トレンドサイクルが加速する中、デザイナーたちの意識はより本質的な“自分らしさ”の探求へと向かっている。シャツやジャケット、デニムといった普遍的なワードローブを基軸に、演劇や映像を用いた表現、俳優、建築家らのモデル起用など、既成概念にとらわれない演出を模索。服そのものだけでなく、着る人の立ち居振る舞いや生き方、価値観がにじむ“スタイル”を提示する。(この記事は「WWDJAPAN」2026年2月2日号からの抜粋です)
「ルメール(LEMAIRE)」
スタイルを作るのは「ムード」
日常を演じる舞台上の詩情
クリストフ・ルメール(Christophe Lemaire)とサラ=リン・トラン(Sarah-Linh Tran)は今季、ショーではなく「舞台」を表現の手段に選んだ。
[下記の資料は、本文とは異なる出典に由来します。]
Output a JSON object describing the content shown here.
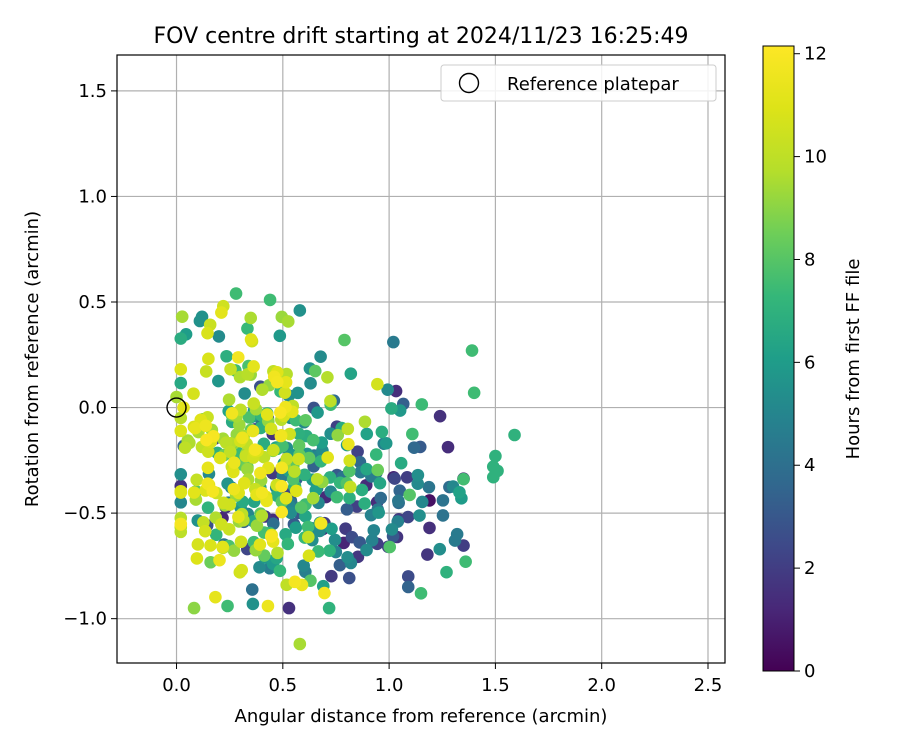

振付家ナタリー・ベアス(Nathalie Béasse)と協業し、俳優ペ・ドゥナ(Doona Bae)ら多彩な演者が踊り、たたずむ、日常の詩的な一幕を描き出した。実用美を備えたテーラリングを土台に、メンズではカーフのマンダリンジャケットなど、オリエンタルな要素をモダンに再解釈し、緊張と緩和のバランスを巧みに操る。「スタイルを作るのは服ではなく、その人のムードや立ち居振る舞い」と両人は語る。物質主義に突き進む世界へのアンチテーゼとして、単なる消費物ではなく、人生の機微に寄り添い、内面からにじみ出る個性を支える服のあり方を探った。